Que va-t-il me rester de ce passage dans l’administration qui aura quand même occupé les deux derniers tiers de ma vie active ? Dans l’administration on apprend à composer, on manie le verbe, on choisit le temps, on prend son temps, on accorde les temps. Le style administratif doit être dépouillé et précis. Et moi, je suis capable de me satisfaire « d’à peu près » ! Je crois que, si j’y ai acquis de la rigueur, j’y ai peut-être perdu quelque peu de ma spontanéité et de ma bonne humeur. Dans l’administration, on conjugue la forme et le fond, mais penché sur des problèmes insondables, des abîmes de perplexité font qu’en même temps que l’on touche le fond, de plus en plus on perd le fond. Alors la forme devient très importante. Bref, je me demande si on ne devient pas creux ? Pourquoi prendre sa retraite à 62 ans ? Je ne pense pas être usé par le travail, ni diminué physiquement ou intellectuellement, et j’aurais pu encore attendre deux ou trois ans. C’est un choix. C’est peut-être cette allégorie que me servit un beau matin un de mes collègues, qui a emporté ma décision : « Une grenouille est plongée dans une marmite d’eau froide. On met le feu sous la marmite. L’eau tiédit. Elle se sent bien. S’assoupit. L’eau chauffe. Elle devient chaude. Elle bout. Quand la grenouille veut sortir, elle est cuite ! ». Ici, l’eau était tiède et dans cette douce torpeur, je suis parti avant d’être cuit ! Et puis n’est-il pas préférable de choisir la date de son départ, sans attendre que l’on vous mette à la porte ? Ne vaut-il pas mieux faire envie que pitié ?

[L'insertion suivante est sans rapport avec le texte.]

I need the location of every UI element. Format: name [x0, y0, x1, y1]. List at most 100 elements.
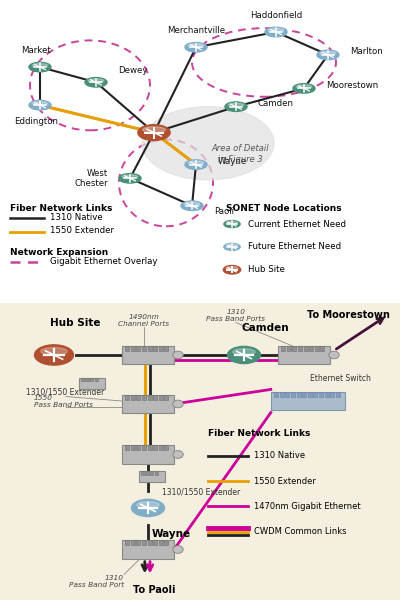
Bar [320, 346, 324, 350]
Ellipse shape [185, 160, 207, 169]
Ellipse shape [88, 79, 104, 82]
Bar [286, 392, 290, 397]
Ellipse shape [132, 499, 164, 517]
Bar [164, 541, 168, 545]
Bar [142, 346, 146, 350]
Bar [319, 392, 323, 397]
Text: Wayne: Wayne [218, 157, 247, 166]
Text: 1490nm
Channel Ports: 1490nm Channel Ports [118, 314, 170, 327]
Text: Future Ethernet Need: Future Ethernet Need [248, 242, 341, 251]
Bar [136, 395, 140, 400]
Text: Paoli: Paoli [214, 208, 234, 217]
Bar [297, 392, 301, 397]
Text: Eddington: Eddington [14, 118, 58, 127]
Text: 1310
Pass Band Ports: 1310 Pass Band Ports [206, 310, 266, 322]
Bar [125, 346, 129, 350]
Ellipse shape [119, 173, 141, 183]
Ellipse shape [296, 85, 312, 88]
Bar [308, 392, 312, 397]
Ellipse shape [29, 62, 51, 72]
Text: 1310/1550 Extender: 1310/1550 Extender [26, 388, 104, 397]
Ellipse shape [188, 161, 204, 164]
Bar [159, 445, 163, 450]
Bar [148, 346, 152, 350]
Text: Haddonfield: Haddonfield [250, 11, 302, 20]
Bar [148, 445, 152, 450]
Bar [125, 541, 129, 545]
Text: Current Ethernet Need: Current Ethernet Need [248, 220, 346, 229]
Bar [291, 392, 295, 397]
Ellipse shape [225, 102, 247, 112]
Text: Hub Site: Hub Site [50, 318, 100, 328]
Bar [298, 346, 302, 350]
Bar [142, 395, 146, 400]
Ellipse shape [184, 202, 200, 206]
Ellipse shape [138, 125, 170, 140]
Bar [153, 541, 157, 545]
Bar [142, 471, 145, 475]
Ellipse shape [41, 347, 67, 355]
Bar [146, 471, 149, 475]
Text: Ethernet Switch: Ethernet Switch [310, 374, 371, 383]
Ellipse shape [265, 27, 287, 37]
Bar [142, 445, 146, 450]
Text: West
Chester: West Chester [74, 169, 108, 188]
Ellipse shape [32, 64, 48, 67]
Circle shape [173, 400, 183, 408]
Ellipse shape [137, 502, 159, 508]
Text: To Moorestown: To Moorestown [307, 310, 390, 320]
Text: 1310/1550 Extender: 1310/1550 Extender [162, 487, 240, 496]
Text: Fiber Network Links: Fiber Network Links [208, 429, 310, 438]
Bar [292, 346, 296, 350]
Ellipse shape [34, 345, 74, 365]
Ellipse shape [224, 221, 240, 227]
Ellipse shape [185, 43, 207, 52]
Text: 1310 Native: 1310 Native [50, 212, 103, 221]
Bar [142, 541, 146, 545]
Text: Wayne: Wayne [152, 529, 191, 539]
Text: Hub Site: Hub Site [248, 265, 285, 274]
Bar [131, 395, 135, 400]
Bar [153, 346, 157, 350]
FancyBboxPatch shape [271, 392, 345, 410]
Text: 1310
Pass Band Port: 1310 Pass Band Port [69, 575, 124, 588]
Bar [131, 445, 135, 450]
Bar [336, 392, 340, 397]
Ellipse shape [268, 28, 284, 32]
Text: Fiber Network Links: Fiber Network Links [10, 204, 112, 213]
Text: Camden: Camden [258, 99, 294, 108]
Ellipse shape [317, 50, 339, 59]
Text: SONET Node Locations: SONET Node Locations [226, 204, 342, 213]
Text: To Paoli: To Paoli [133, 584, 175, 595]
Bar [280, 392, 284, 397]
Ellipse shape [233, 349, 255, 355]
Bar [164, 395, 168, 400]
Bar [95, 377, 98, 381]
Bar [164, 445, 168, 450]
Bar [153, 445, 157, 450]
Ellipse shape [226, 244, 238, 247]
Ellipse shape [85, 77, 107, 87]
Text: Area of Detail
in Figure 3: Area of Detail in Figure 3 [211, 144, 269, 164]
Text: Camden: Camden [242, 323, 290, 332]
Bar [325, 392, 329, 397]
Circle shape [173, 451, 183, 458]
Ellipse shape [320, 52, 336, 55]
Ellipse shape [29, 100, 51, 110]
Text: 1470nm Gigabit Ethernet: 1470nm Gigabit Ethernet [254, 502, 361, 511]
Bar [164, 346, 168, 350]
FancyBboxPatch shape [122, 346, 174, 364]
Bar [309, 346, 313, 350]
Bar [131, 541, 135, 545]
Bar [159, 346, 163, 350]
Text: Marlton: Marlton [350, 47, 383, 56]
Bar [131, 346, 135, 350]
Ellipse shape [188, 44, 204, 47]
Bar [125, 445, 129, 450]
FancyBboxPatch shape [122, 395, 174, 413]
Ellipse shape [224, 244, 240, 250]
Bar [150, 471, 154, 475]
Bar [159, 541, 163, 545]
Bar [304, 346, 308, 350]
Bar [136, 346, 140, 350]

Que penser de la retraite ?
A chaque grande rupture dans ma vie j’ai toujours rebondi, encore que, plus on devient vieux moins on rebondit ! Je n’ai pas du tout préparé cette retraite, on va improviser ! Ma vie professionnelle a passé comme un rêve ;une succession de petits bonheurs, de fausses joies et de mini catastrophes. Certes je n’ai jamais eu l’impression de vivre une vie d’aventure dans cette administration, mais tout compte fait j’étais à l’aise dans ce petit monde douillet et gentiment désenchanté ! La grande leçon que je retiens est« que nul n’est indispensable au fonctionnement du service » ou énoncé sous une forme plus dure « Les cimetières sont pleins de gens indispensables ». A bon entendeur salut ! Alors comme le dit le poète : « Quand une vie se résume en milliers de tâches dérisoires », « Pris comme marteau et enclume entre pointeuse et déjeuner » « Faut-il pleurer, faut-il en rire » « Fait-il envie ou bien pitié » « Je n’ai pas le cœur à le dire » « On ne voit pas le temps passer »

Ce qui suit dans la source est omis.